Duane: Well, I can’t avoid my process, I’ve spent 80 years honing it! The film has its own life and its own logic: Camille’s logic wedded to me as source material.
Véronique: You were more than source material! You created material specifically for the film.
Duane: It was exciting. And also, being 80, being on the cusp of oblivion, that’s where I am and so that’s what the film is about. First, my huge nostalgia for McKeesport, which I don’t really understand, is there. I still have the urge to go back, it’s like walking into a dream where all these places are still familiar but they don’t look the same, they are all falling down. It’s a bit like Miss Havisham, as if she herself were decorating McKeesport now. In one scene in the garden I imagined that she lived next door, and invented literary neighbors like Madame Bovary, who we called Emma and who hit on my dad… though the best part was telling how I saw the Eiffel Tower from a lighthouse tower. There’s a lot of whimsy in the film that’s not documentary at all. We told a lot of stories.

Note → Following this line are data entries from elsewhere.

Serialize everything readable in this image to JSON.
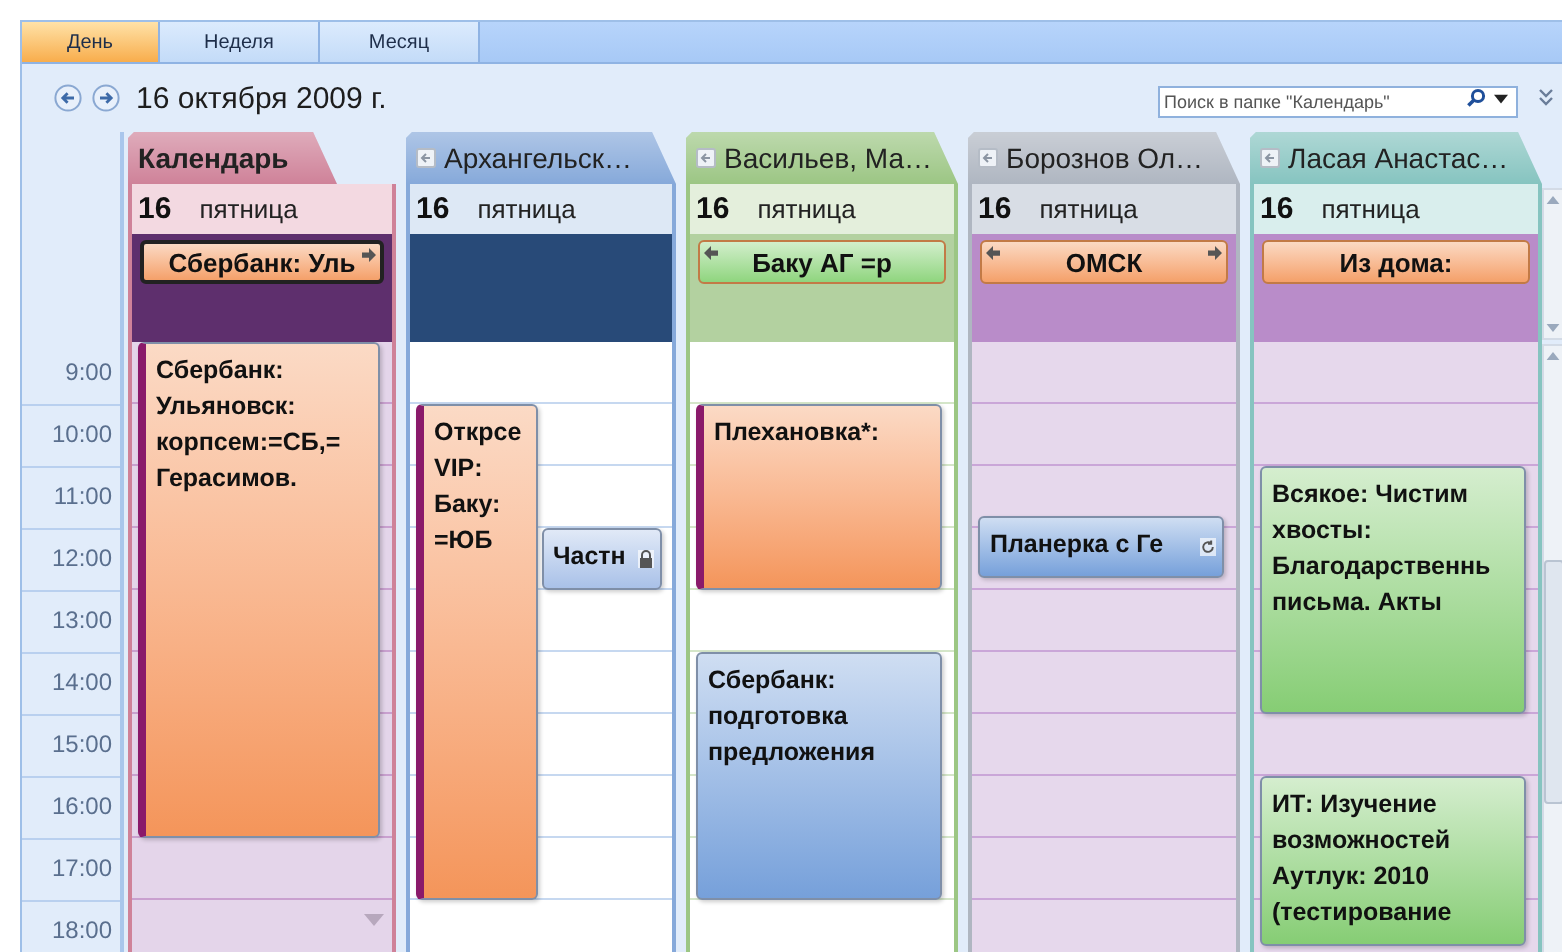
{
  "view_tabs": [
    {
      "label": "День",
      "selected": true
    },
    {
      "label": "Неделя",
      "selected": false
    },
    {
      "label": "Месяц",
      "selected": false
    }
  ],
  "date_title": "16 октября 2009 г.",
  "search": {
    "placeholder": "Поиск в папке \"Календарь\""
  },
  "hours": [
    "9:00",
    "10:00",
    "11:00",
    "12:00",
    "13:00",
    "14:00",
    "15:00",
    "16:00",
    "17:00",
    "18:00"
  ],
  "calendars": [
    {
      "title": "Календарь",
      "selected": true,
      "color": "#cf8299",
      "day_number": "16",
      "weekday": "пятница",
      "more_below": true,
      "all_day": [
        {
          "text": "Сбербанк: Уль",
          "color": "#f4a069",
          "selected": true,
          "continues_before": false,
          "continues_after": true
        }
      ],
      "events": [
        {
          "text": "Сбербанк: Ульяновск: корпсем:=СБ,= Герасимов.",
          "color": "#f4955a",
          "kind": "plain",
          "left_bar": true
        }
      ]
    },
    {
      "title": "Архангельск…",
      "selected": false,
      "color": "#86a9da",
      "day_number": "16",
      "weekday": "пятница",
      "more_below": false,
      "events": [
        {
          "text": "Открсе VIP: Баку: =ЮБ",
          "color": "#f4955a",
          "kind": "plain",
          "left_bar": true
        },
        {
          "text": "Частн",
          "color": "#a9c1e8",
          "kind": "private",
          "left_bar": false
        }
      ]
    },
    {
      "title": "Васильев, Ма…",
      "selected": false,
      "color": "#9cc684",
      "day_number": "16",
      "weekday": "пятница",
      "more_below": false,
      "all_day": [
        {
          "text": "Баку АГ =р",
          "color": "#8fd57e",
          "selected": false,
          "continues_before": true,
          "continues_after": false
        }
      ],
      "events": [
        {
          "text": "Плехановка*:",
          "color": "#f4955a",
          "kind": "plain",
          "left_bar": true
        },
        {
          "text": "Сбербанк: подготовка предложения",
          "color": "#76a0da",
          "kind": "plain",
          "left_bar": false
        }
      ]
    },
    {
      "title": "Борознов Ол…",
      "selected": false,
      "color": "#afb6c1",
      "day_number": "16",
      "weekday": "пятница",
      "more_below": false,
      "all_day": [
        {
          "text": "ОМСК",
          "color": "#f4a069",
          "selected": false,
          "continues_before": true,
          "continues_after": true
        }
      ],
      "events": [
        {
          "text": "Планерка с Ге",
          "color": "#76a0da",
          "kind": "recurring",
          "left_bar": false
        }
      ]
    },
    {
      "title": "Ласая Анастас…",
      "selected": false,
      "color": "#86c4c0",
      "day_number": "16",
      "weekday": "пятница",
      "more_below": false,
      "all_day": [
        {
          "text": "Из дома:",
          "color": "#f4a069",
          "selected": false,
          "continues_before": false,
          "continues_after": false
        }
      ],
      "events": [
        {
          "text": "Всякое: Чистим хвосты: Благодарственнь письма. Акты",
          "color": "#86cd74",
          "kind": "plain",
          "left_bar": false
        },
        {
          "text": "ИТ: Изучение возможностей Аутлук: 2010 (тестирование",
          "color": "#86cd74",
          "kind": "plain",
          "left_bar": false
        }
      ]
    }
  ]
}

Véronique: But there is a sort of melancholy to the film, much talk about death and mortality and longing. There’s a lot of fun but an underlying seriousness.
Duane: I’m not a serious person but I am very serious; the serious trivia is underneath the other trivia.
Véronique: Deep down you are very superficial! (laughter) That’s an Ava Gardner quote, by the way.
Duane: The one overriding personal thing I learned from making this film, as I mentioned before, was the awareness of how I function as a physical object, as a creature in the real world in a way I never see. I find this knowledge rather startling, and upsetting, because it adds to my not knowing, not only my image of myself, or this conversation or this room, but the whole universe. We live in this bad joke, the universe is playing a bad joke on us by giving us consciousness and then letting us know that we’re going to die. At this point I’m beginning to face the fact that we spend our lives distracting ourselves from our own demise. Now I’m really facing the enigma and almost feel a little bit overwhelmed by it. Because there’s no help, and no exit. The only reference might be Buddhism; I might have to get back to sitting. It’s a very strange place to be. During these last years, where’s my attention, what do I do about it??
Véronique: But you do have the work you’ve created. How do you feel about your body of work?
Duane: Oh, I love my body of work, it’s really “built,” it’s got a great waist. (laughter). I am very happy with my body of work. I’ve done so much, I’m very prolific and I’ve done so many different things: a book on Egypt, a children’s book, books on Walt Whitman and Cavafy, on quantum physics, about being gay in the military, my childhood home etc. I have a huge body of work: it’s out there, I’ve done thirty-two books.
Véronique: And here you are now, making a film. That’s why the title is “The Man Who Invented Himself.” You do keep reinventing yourself all the time, that’s very apt.
The Man Who Invented Himself
“All things that he experienced in this lifetime were his invention. He invented the moon and the trees and all things visible and invisible. At this moment he is inventing me writing this and you reading this. Yes, you too are his invention. But if you told him this he would not understand, he would deny it, even though all things he thought possible became possible, and all things he thought impossible were.
And in the end he would even invent his own death. And he would never know that he had invented it all.”
To me, that says everything. This possibility of invention doesn’t apply just to your writing or creative work but to the whole act of your life and the choices that you make. I think it’s a very interesting premise. That’s why I’m glad we used it in this film, and for the title.